Square Peg, Round Hole: Inventing your Lover

People love to talk about the difference between being “in love” and being “in lust.” Laymen and experts alike have come to discuss the finer differences between love and lust as often as politicians talk about the difference between “Wall Street” and “Main Street.”

The fact is – no one really knows the difference. All anyone can identify is their own feelings and how things turn out. Everything else is hearsay.

So let’s start there in this, our discussion of some of the dangers of falling in love. That you are/were in love and that the whole lust/love thing is academic at best.

Inventing your Lover

When we talk about “inventing your lover” we’re not talking about actual “Drop-Dead Fred” creation of your lover, rather, the appropriation of qualities and identity which are not in line with reality. A principle danger in love is in overlooking or inventing who someone is in an effort to remain connected with them.

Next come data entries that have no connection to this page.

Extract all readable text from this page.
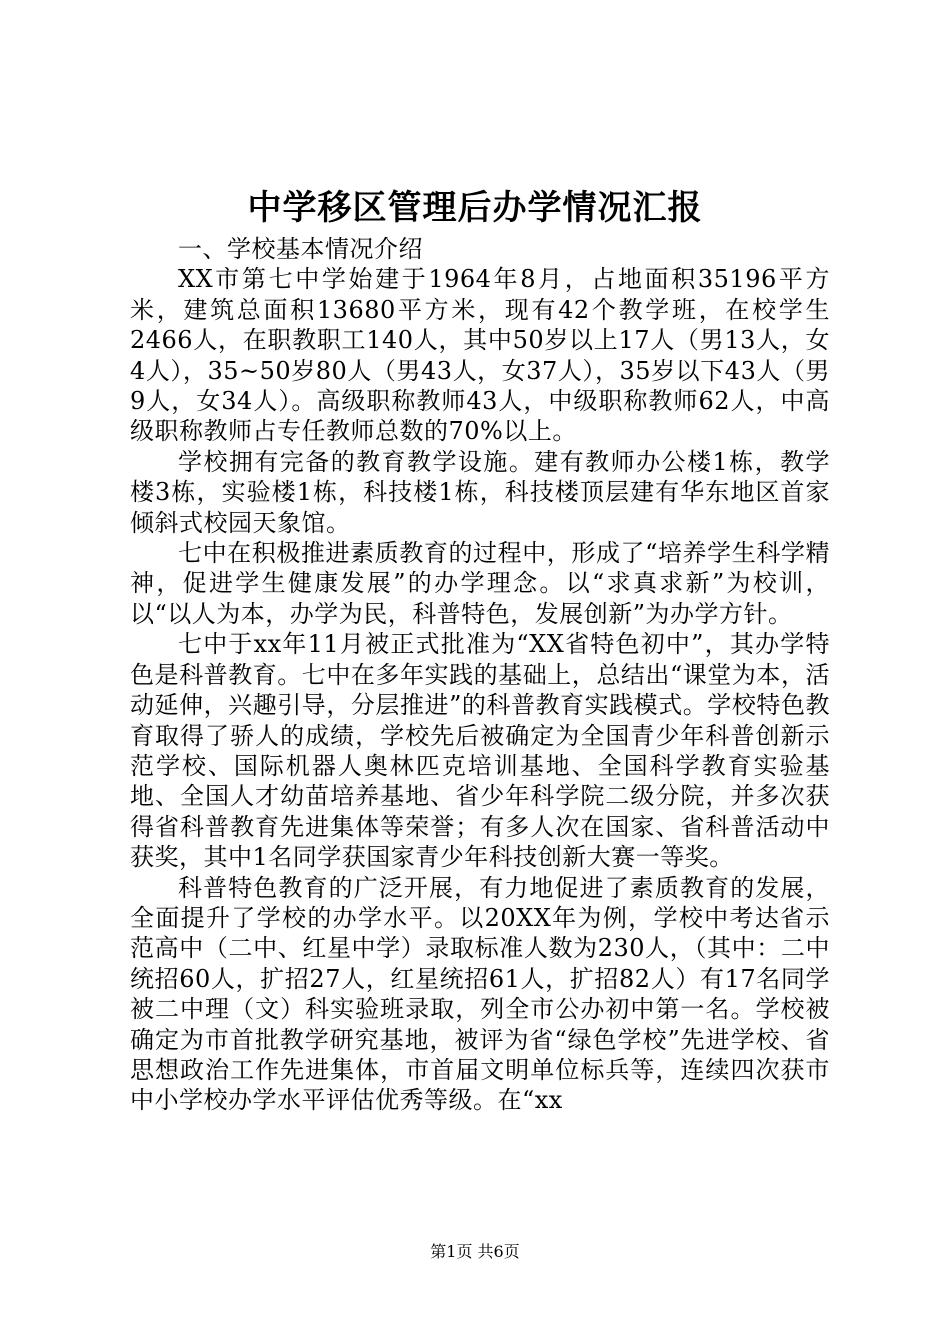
中学移区管理后办学情况汇报

一、学校基本情况介绍

XX市第七中学始建于1964年8月，占地面积35196平方米，建筑总面积13680平方米，现有42个教学班，在校学生2466人，在职教职工140人，其中50岁以上17人（男13人，女4人），35~50岁80人（男43人，女37人），35岁以下43人（男9人，女34人）。高级职称教师43人，中级职称教师62人，中高级职称教师占专任教师总数的70%以上。

学校拥有完备的教育教学设施。建有教师办公楼1栋，教学楼3栋，实验楼1栋，科技楼1栋，科技楼顶层建有华东地区首家倾斜式校园天象馆。

七中在积极推进素质教育的过程中，形成了“培养学生科学精神，促进学生健康发展”的办学理念。以“求真求新”为校训，以“以人为本，办学为民，科普特色，发展创新”为办学方针。

七中于xx年11月被正式批准为“XX省特色初中”，其办学特色是科普教育。七中在多年实践的基础上，总结出“课堂为本，活动延伸，兴趣引导，分层推进”的科普教育实践模式。学校特色教育取得了骄人的成绩，学校先后被确定为全国青少年科普创新示范学校、国际机器人奥林匹克培训基地、全国科学教育实验基地、全国人才幼苗培养基地、省少年科学院二级分院，并多次获得省科普教育先进集体等荣誉；有多人次在国家、省科普活动中获奖，其中1名同学获国家青少年科技创新大赛一等奖。

科普特色教育的广泛开展，有力地促进了素质教育的发展，全面提升了学校的办学水平。以20XX年为例，学校中考达省示范高中（二中、红星中学）录取标准人数为230人，（其中：二中统招60人，扩招27人，红星统招61人，扩招82人）有17名同学被二中理（文）科实验班录取，列全市公办初中第一名。学校被确定为市首批教学研究基地，被评为省“绿色学校”先进学校、省思想政治工作先进集体，市首届文明单位标兵等，连续四次获市中小学校办学水平评估优秀等级。在“xx

第1页 共6页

This practice extends from the physically traumatic, “He is only hitting me because he loves me” to the emotionally gnawing, “She is only demanding new things because she wants to look good for me.”

To address this issue, we have to get to the root of it. Think of the invention of identity as the fruit sprouting from a bad tree. Unless you want to uproot the entire tree, the only way to stop the blossoming of bad fruit is to stop the planting of a bad tree (ie – you can’t fix a relationship that’s borne from bad emotions).

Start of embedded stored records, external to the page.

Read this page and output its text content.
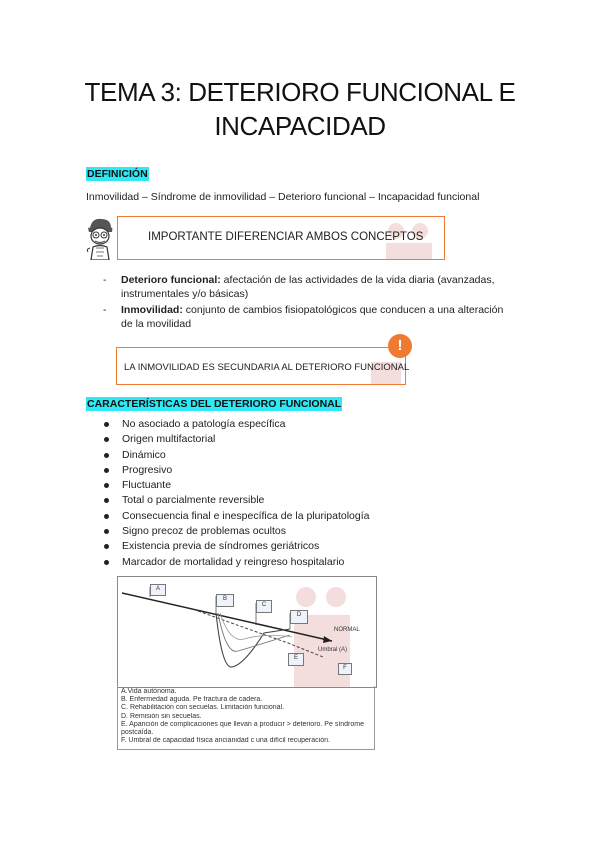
TEMA 3: DETERIORO FUNCIONAL E
INCAPACIDAD
DEFINICIÓN
Inmovilidad – Síndrome de inmovilidad – Deterioro funcional – Incapacidad funcional
IMPORTANTE DIFERENCIAR AMBOS CONCEPTOS
- Deterioro funcional: afectación de las actividades de la vida diaria (avanzadas, instrumentales y/o básicas)
- Inmovilidad: conjunto de cambios fisiopatológicos que conducen a una alteración de la movilidad
LA INMOVILIDAD ES SECUNDARIA AL DETERIORO FUNCIONAL
!
CARACTERÍSTICAS DEL DETERIORO FUNCIONAL
No asociado a patología específica
Origen multifactorial
Dinámico
Progresivo
Fluctuante
Total o parcialmente reversible
Consecuencia final e inespecífica de la pluripatología
Signo precoz de problemas ocultos
Existencia previa de síndromes geriátricos
Marcador de mortalidad y reingreso hospitalario
A
B
C
D
E
F
NORMAL
Umbral (A)
A.Vida autónoma.
B. Enfermedad aguda. Pe fractura de cadera.
C. Rehabilitación con secuelas. Limitación funcional.
D. Remisión sin secuelas.
E. Aparición de complicaciones que llevan a producir > deterioro. Pe síndrome postcaída.
F. Umbral de capacidad física ancianidad c una difícil recuperación.
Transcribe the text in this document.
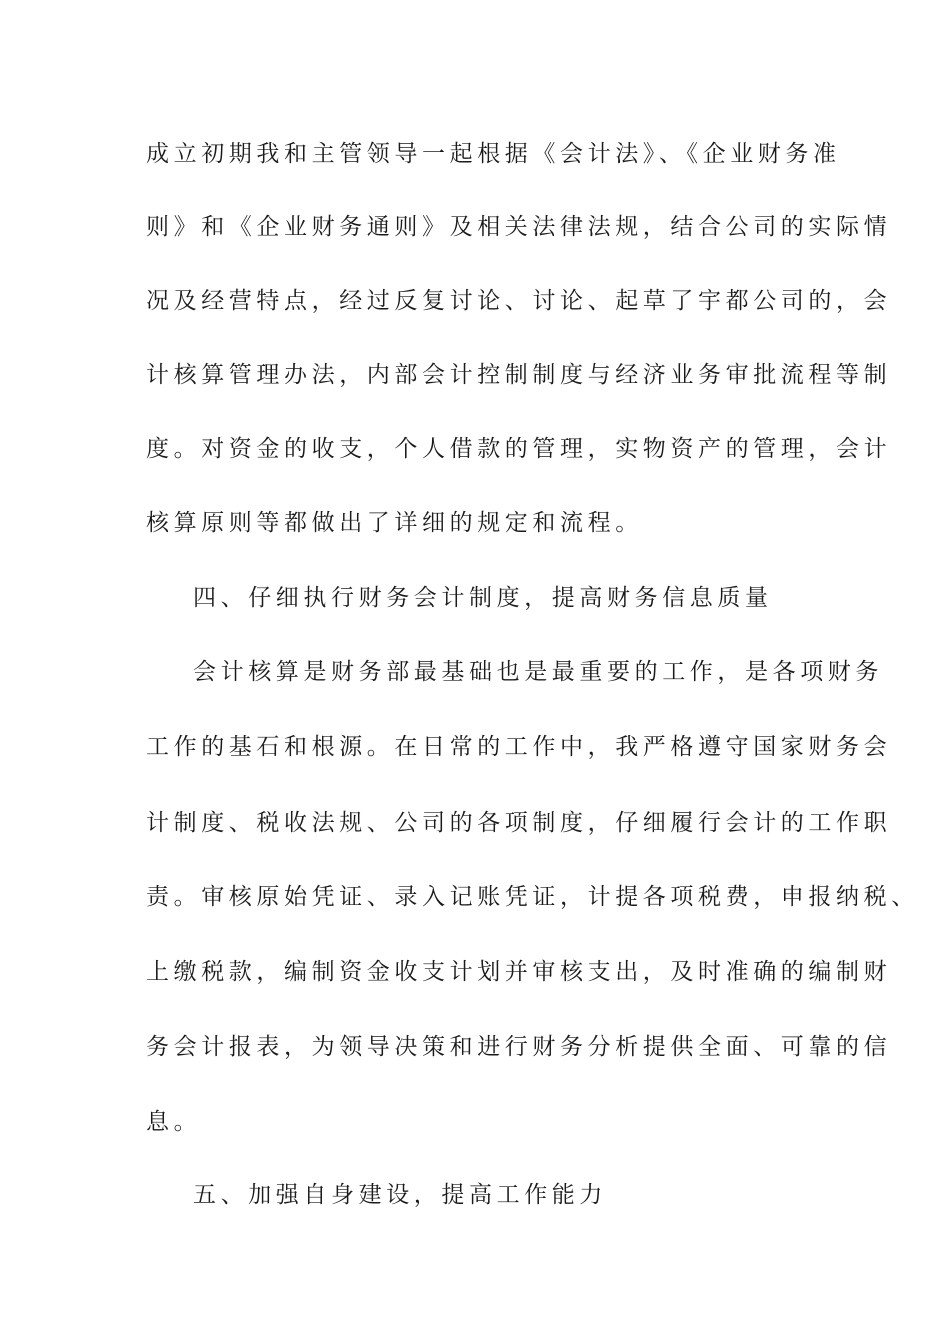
成立初期我和主管领导一起根据《会计法》、《企业财务准
则》和《企业财务通则》及相关法律法规，结合公司的实际情
况及经营特点，经过反复讨论、讨论、起草了宇都公司的，会
计核算管理办法，内部会计控制制度与经济业务审批流程等制
度。对资金的收支，个人借款的管理，实物资产的管理，会计
核算原则等都做出了详细的规定和流程。
四、仔细执行财务会计制度，提高财务信息质量
会计核算是财务部最基础也是最重要的工作，是各项财务
工作的基石和根源。在日常的工作中，我严格遵守国家财务会
计制度、税收法规、公司的各项制度，仔细履行会计的工作职
责。审核原始凭证、录入记账凭证，计提各项税费，申报纳税、
上缴税款，编制资金收支计划并审核支出，及时准确的编制财
务会计报表，为领导决策和进行财务分析提供全面、可靠的信
息。
五、加强自身建设，提高工作能力
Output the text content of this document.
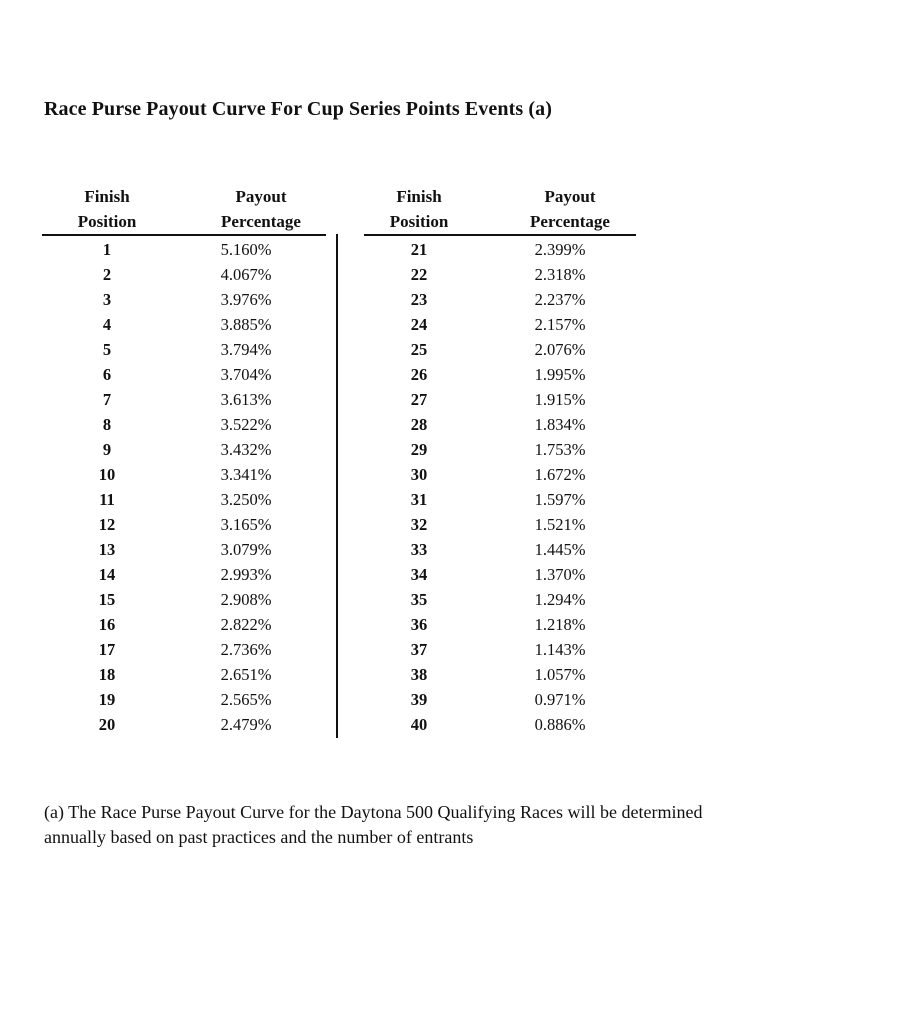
Race Purse Payout Curve For Cup Series Points Events (a)
Finish
Position
Payout
Percentage
1	5.160%
2	4.067%
3	3.976%
4	3.885%
5	3.794%
6	3.704%
7	3.613%
8	3.522%
9	3.432%
10	3.341%
11	3.250%
12	3.165%
13	3.079%
14	2.993%
15	2.908%
16	2.822%
17	2.736%
18	2.651%
19	2.565%
20	2.479%
Finish
Position
Payout
Percentage
21	2.399%
22	2.318%
23	2.237%
24	2.157%
25	2.076%
26	1.995%
27	1.915%
28	1.834%
29	1.753%
30	1.672%
31	1.597%
32	1.521%
33	1.445%
34	1.370%
35	1.294%
36	1.218%
37	1.143%
38	1.057%
39	0.971%
40	0.886%
(a) The Race Purse Payout Curve for the Daytona 500 Qualifying Races will be determined
annually based on past practices and the number of entrants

It begins before the beginning.

The first part of faulty identification is in your frame of mind and emotions. Why are you looking to get involved in a relationship? Are you trying to suppress feelings of inadequacy or loneliness? Are you thinking that if you find the right guy that everything will magically be OK? Are you eager to start a family and… suppress the feelings of inadequacy or loneliness?

Those feelings spring from your native inclinations and your past. Most of the time, that past includes most notably major trauma in your childhood. Not all of the time, but most of the time.

You will not be able to stop those feelings with something external. Be that external thing a relationship, a drug, food, sex – you cannot address them without directly confronting them as emotional and psychological entities unto themselves. Most people find therapy useful in this process but you could also look to spiritual/religious guidance, family, friends, teachers – any number of people. Books and movies can help start the process and clarify points along the way, but they cannot completely solve your issues. You must get involved with a person in a face to face format.

If you find yourself inventing someone rather than observing and enjoying them, immediately seek help. Don’t try and brave it on your own or “just change.” You cannot do it alone, it is physiologically impossible. Because if you don’t address it immediately, you are only going to end up compounding your issues and ending up in a place you never saw coming.